A party-list legislator who represents the education sector on Thursday hit Senate President Vicente Sotto III for “finding value” in a military warning against female celebrities working with leftist groups.
ACT Teachers Rep. France Castro said Sotto was “apparently using the Senate inquiry allegedly to justify the red-tagging against us and other progressive individuals.”
“First, this is not a warning but a threat and red tagging. That is why I don’t believe that it is of value,”Castro said, referring to Sotto.
The military, meanwhile, maintained its attack on the legal left, saying they were collaborating with the Communist Party of the Philippines (CPP) and its armed wing, the New People’s Army (NPA).
Appearing a second time before the Senate hearing on red tagging, National Security Adviser Hermogenes Esperon Jr. pointed to more activists who ended up with the NPA and eventually held high positions in the CPP.
Esperon, vice chairman of the National Task Force to End Local Communist Armed Conflict (NTF-ELCAC), said the statements of these witnesses clearly showed that Makabayan bloc members were involved in the recruitment of members for the NPA.
“They are living proof of the indisputable ties between the legal fronts and the NPA. Therefore, the Makabayan bloc cannot deny their complicity in the armed struggle,” Esperon said in a statement.
On Wednesday, Sotto said a warning from Lt. Gen. Antonio Parlade could be valid after former Bayan Muna party-list Rep. Teddy Casiño told a Senate inquiry that the NPA normally recruits activists.
During the same Senate hearing, Esperon told Casino: “You cannot deny responsibility for the recruitment of our youth by the NPA. It is your front organizations that eradicate these young minds in their early years in the League of Filipino students (LFS) and Kabataan party-list group.”
Meanwhile, most of the 37 groups of petitions seeking to nullify the Anti-Terrorism Act of 2020 urged the Supreme Court to stop its implementation ahead of oral arguments scheduled next year.
Lawyers for 24 groups of petitioners signed a joint motion for the Court to issue a status quo ante or a temporary restraining order to stop the government from enforcing the anti-terrorism law.
Among the signatories are lawyers for the groups of retired SC justices Antonio Carpio and Conchita Carpio Morales, opposition lawmakers, activists, journalists, youth leaders, religious personalities, lawyers, and humanitarian workers.
The motion was filed the same day the Court held a preliminary conference in preparation for oral arguments scheduled for Jan. 19, 2021.
Earlier, several groups of petitioners separately reiterated their pleas for the Court to issue a preliminary injunction, fearing the continued implementation of the law would result in human rights violations.
“As has been manifested by some petitioners, there were already cases involving its implementation including the filing of a criminal case against two still detained Aetas in Zambales,” the petitioners told the justices.
“There is reportedly another case involving farmers in Negros Island,” the motion said.
The Zambales case involves Aetas accused of being communist rebels.
According to their lawyers, the Aetas were charged under the anti-terrorism law in a “reprisal” by the military against unarmed civilians and indigenous peoples for the death of a soldier in an alleged encounter with members of the NPA.
The petitioners said these cases do not yet include the enforcement of other provisions of the law, like surveillance.
The military has admitted it is surveilling some of the petitioners and lawyers challenging the law, it said.
The petitioners also stressed that some of them have been “red-tagged” or accused of communist links by officials who are part of the Anti-Terrorism Council created by the law.
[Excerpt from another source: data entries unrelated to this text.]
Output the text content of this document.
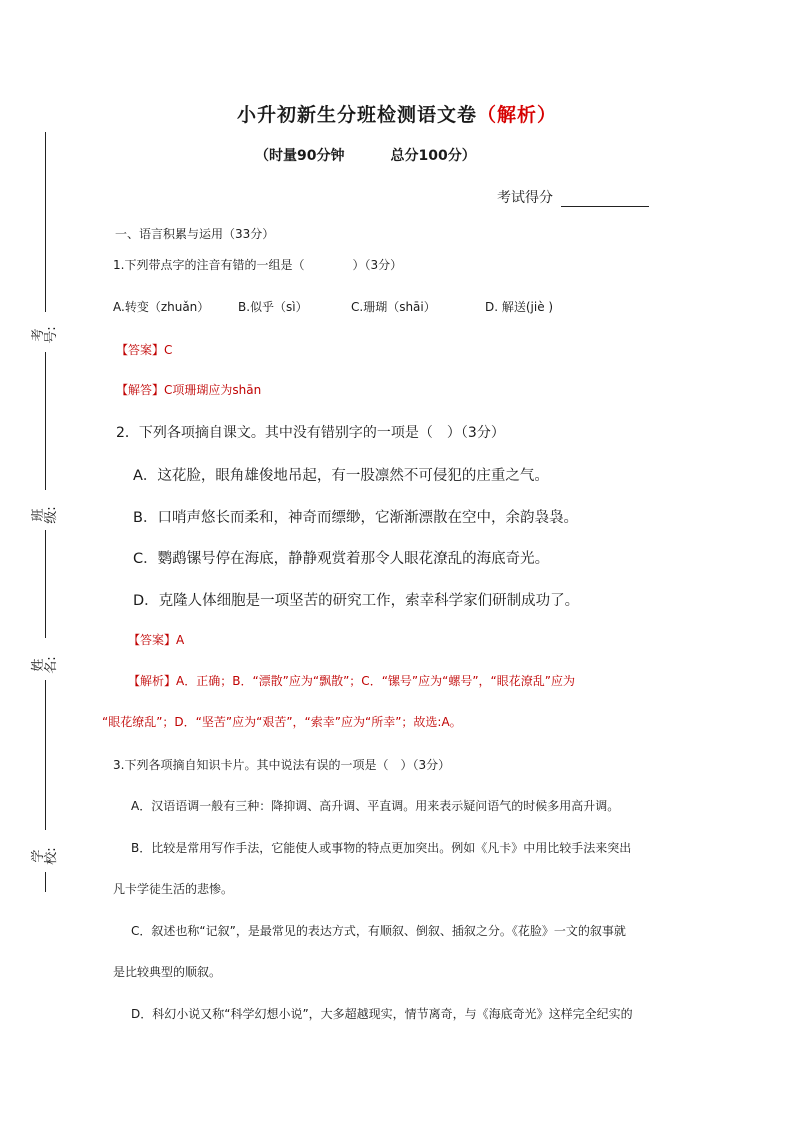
考号:
班级:
姓名:
学校:
小升初新生分班检测语文卷（解析）
（时量90分钟	总分100分）
考试得分
一、语言积累与运用（33分）
1.下列带点字的注音有错的一组是（　　　　）（3分）
A.转变（zhuǎn） B.似乎（sì）	C.珊瑚（shāi）	D. 解送(jiè )
【答案】C
【解答】C项珊瑚应为shān
2．下列各项摘自课文。其中没有错别字的一项是（　）（3分）
A．这花脸，眼角雄俊地吊起，有一股凛然不可侵犯的庄重之气。
B．口哨声悠长而柔和，神奇而缥缈，它渐渐漂散在空中，余韵袅袅。
C．鹦鹉镙号停在海底，静静观赏着那令人眼花潦乱的海底奇光。
D．克隆人体细胞是一项坚苦的研究工作，索幸科学家们研制成功了。
【答案】A
【解析】A．正确；B．“漂散”应为“飘散”；C．“镙号”应为“螺号”，“眼花潦乱”应为
“眼花缭乱”；D．“坚苦”应为“艰苦”，“索幸”应为“所幸”；故选:A。
3.下列各项摘自知识卡片。其中说法有误的一项是（　）（3分）
A．汉语语调一般有三种：降抑调、高升调、平直调。用来表示疑问语气的时候多用高升调。
B．比较是常用写作手法，它能使人或事物的特点更加突出。例如《凡卡》中用比较手法来突出
凡卡学徒生活的悲惨。
C．叙述也称“记叙”，是最常见的表达方式，有顺叙、倒叙、插叙之分。《花脸》一文的叙事就
是比较典型的顺叙。
D．科幻小说又称“科学幻想小说”，大多超越现实，情节离奇，与《海底奇光》这样完全纪实的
The petitioners emphasized that an injunction is necessary to “prevent, in the meantime running up to almost two months before the oral arguments, any further implementation of the provisions of the assailed law which may impact on the lives, liberties and security of the petitioners and the public at large.”
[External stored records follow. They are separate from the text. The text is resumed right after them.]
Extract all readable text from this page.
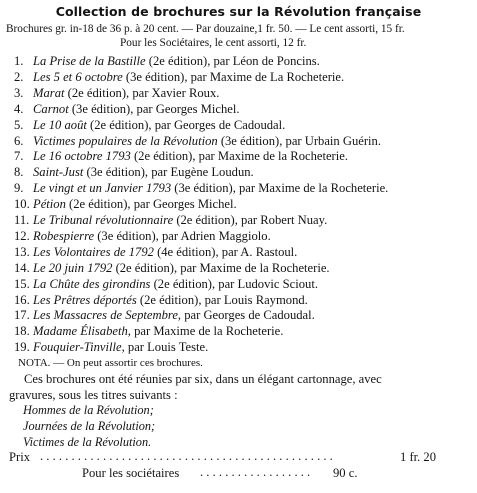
Collection de brochures sur la Révolution française
Brochures gr. in-18 de 36 p. à 20 cent. — Par douzaine,1 fr. 50. — Le cent assorti, 15 fr.
Pour les Sociétaires, le cent assorti, 12 fr.
1. La Prise de la Bastille (2e édition), par Léon de Poncins.
2. Les 5 et 6 octobre (3e édition), par Maxime de La Rocheterie.
3. Marat (2e édition), par Xavier Roux.
4. Carnot (3e édition), par Georges Michel.
5. Le 10 août (2e édition), par Georges de Cadoudal.
6. Victimes populaires de la Révolution (3e édition), par Urbain Guérin.
7. Le 16 octobre 1793 (2e édition), par Maxime de la Rocheterie.
8. Saint-Just (3e édition), par Eugène Loudun.
9. Le vingt et un Janvier 1793 (3e édition), par Maxime de la Rocheterie.
10. Pétion (2e édition), par Georges Michel.
11. Le Tribunal révolutionnaire (2e édition), par Robert Nuay.
12. Robespierre (3e édition), par Adrien Maggiolo.
13. Les Volontaires de 1792 (4e édition), par A. Rastoul.
14. Le 20 juin 1792 (2e édition), par Maxime de la Rocheterie.
15. La Chûte des girondins (2e édition), par Ludovic Sciout.
16. Les Prêtres déportés (2e édition), par Louis Raymond.
17. Les Massacres de Septembre, par Georges de Cadoudal.
18. Madame Élisabeth, par Maxime de la Rocheterie.
19. Fouquier-Tinville, par Louis Teste.
NOTA. — On peut assortir ces brochures.
Ces brochures ont été réunies par six, dans un élégant cartonnage, avec
gravures, sous les titres suivants :
Hommes de la Révolution;
Journées de la Révolution;
Victimes de la Révolution.
Prix . . . . . . . . . . . . . . . . . . . . . . . . . . . . . . . . . . . . . . . . . . . . . . .	1 fr. 20
Pour les sociétaires . . . . . . . . . . . . . . . . . . 90 c.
In a statement, the National Union of Peoples’ Lawyers, whose members are part of at least 11 petitions, said taking a united stand against the anti-terror law was reached during a virtual caucus and consultation among the petitioners’ lawyers hosted by the Integrated Bar of the Philippines on Wednesday morning.
“Indeed, as in cases of such transcendental importance and indubitable exigency, especially as it involves an epic conflict between overreaching state power vis-a-vis sacred individual and collective rights and freedoms, time is of the essence,” the NUPL said.
The group added that the remaining petitioners who have not joined the motion due to time or location constraints may still do so or file their own motions.